タム 確かに、マーケットの現状は良くないが、上場基準さえクリアできれば上場できる。我々もそうした意欲を持った企業に上場してもらいたいし、先日、一社上場したばかりだ。

――先物市場を上場させる考えはあるか…。

タム 先物取引については現在検討中だ。法律面では一応織り込まれているが、すでに設置済みの関連の研究開発部署から具体案を年内に国家証券委員会に提出できるよう準備している。

――先物の取引開始はいつ頃になりそうか…。

タム はっきりした期日は申し上げられないが、法整備、インフラ整備ができ次第、上場させたいと思っている。

――ベトナムの株価は低迷している。日本の投資家に期待するところは…。

タム ベトナム市場に関心を持つ日本人投資家は多いし、実際、これまで多くの日本人投資家にも会ってきた。機関投資家、ファンド、個人投資家、口座開設のための旅行者などだが、ベトナムを訪れる投資家の数に比べて、投資金額、口座はそんなに多くない。将来、有望な投資家の一つとして期待している。マーケットは一たんは下落したが、最近少し戻してきている。日本の株式市場は我々よりも何十年もの経験がある。日本人投資家はベトナムにたくさん投資することによって、ベトナム証券取引所の発展に貢献することもできる。

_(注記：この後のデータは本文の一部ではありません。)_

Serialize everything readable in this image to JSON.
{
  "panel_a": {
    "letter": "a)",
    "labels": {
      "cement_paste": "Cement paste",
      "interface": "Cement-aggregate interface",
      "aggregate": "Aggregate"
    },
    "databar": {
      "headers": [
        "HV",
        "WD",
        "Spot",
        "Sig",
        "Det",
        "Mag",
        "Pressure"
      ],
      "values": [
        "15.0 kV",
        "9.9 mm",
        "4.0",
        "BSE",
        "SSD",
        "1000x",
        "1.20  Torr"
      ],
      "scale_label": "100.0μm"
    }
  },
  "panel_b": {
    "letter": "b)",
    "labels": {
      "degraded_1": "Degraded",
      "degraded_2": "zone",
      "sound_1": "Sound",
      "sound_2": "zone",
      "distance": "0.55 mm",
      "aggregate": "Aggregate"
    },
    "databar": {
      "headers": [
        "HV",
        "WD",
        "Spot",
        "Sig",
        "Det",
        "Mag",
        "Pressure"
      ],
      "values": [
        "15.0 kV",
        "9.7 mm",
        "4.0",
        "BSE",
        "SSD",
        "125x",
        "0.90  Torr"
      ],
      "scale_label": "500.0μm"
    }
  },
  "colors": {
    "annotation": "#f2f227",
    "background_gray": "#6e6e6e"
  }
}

――日本の投資家がベトナム市場に参加するにあたり、ディスクロージャーやマーケットの透明性、あるいはマーケット情報が強化される必要があると思うが…。

タム 現在、我々はディスクロージャーや市場の透明性について各国の基準に沿う形でルール作りを進めているところだ。そのルールに従って、ディスクロージャーや市場の透明性を当然高めていくつもりだ。昨年、世界貿易機関(WTO)に加盟したし、今後、そういったところをもっと強化しなくてはいけない。そうすることで市場が効率的になり、日本の投資家のみならず、全ての外国人投資家にとって魅力的なものになるのではないか。こういった点を今後強化していきたい。

――日本の投資家は新規上場に興味を持っている。今年、新規上場する国営企業は何社ぐらいあるのか…。

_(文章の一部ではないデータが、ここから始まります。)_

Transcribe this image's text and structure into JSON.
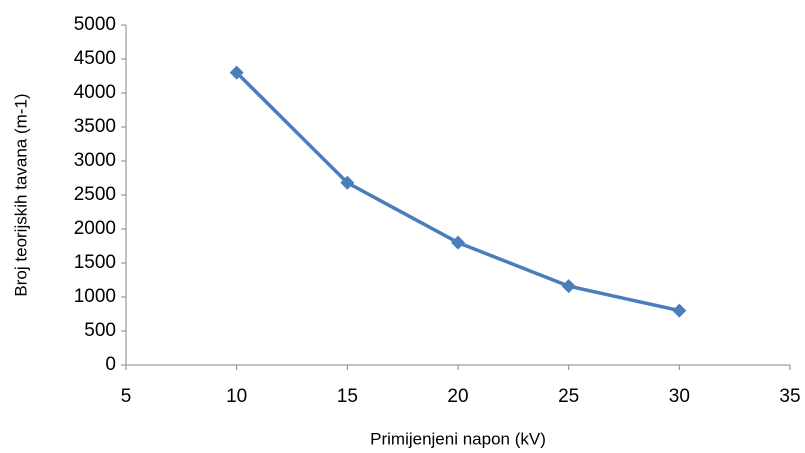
{
  "chart_data": {
    "type": "line",
    "x_label": "Primijenjeni napon (kV)",
    "y_label": "Broj teorijskih tavana (m-1)",
    "x": [
      10,
      15,
      20,
      25,
      30
    ],
    "series": [
      {
        "color": "#4a7ebb",
        "values": [
          4300,
          2680,
          1800,
          1160,
          800
        ]
      }
    ],
    "xlim": [
      5,
      35
    ],
    "xticks": [
      5,
      10,
      15,
      20,
      25,
      30,
      35
    ],
    "ylim": [
      0,
      5000
    ],
    "yticks": [
      0,
      500,
      1000,
      1500,
      2000,
      2500,
      3000,
      3500,
      4000,
      4500,
      5000
    ],
    "grid": false
  }
}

タム 国有企業が株式化し株式会社になった例がこれまでにも数多くあった。今年、国営大手銀行のベトコムバンクも株式化を実施中で、年内上場に向けて手続きを進めている。それ以外の国有企業のIPOだと、携帯電話キャリアのモバイフォンとか投資開発銀行、農業地方開発銀行なども年内か来年初めに株式化する予定だ。もう少し規模の小さいところも株式化する予定だし、すでに株式化し株式会社になったところも年内になんらかの増資をするのではないかと思っている。

――ベトナムの株式指数の今後の見通しは…。

タム 現在、政府が短期的、長期的に実施している経済政策に照らして考えれば、長期的にはベトナムの株価指数は上がっていくのではないか。短期的には、さまざまな資金の動きなどで上がったり下がったりは当然あり、上げ一辺倒というわけにはいかない。しかし長期的には、経済の成長とともに株価指数もやがては上昇していくと考えている。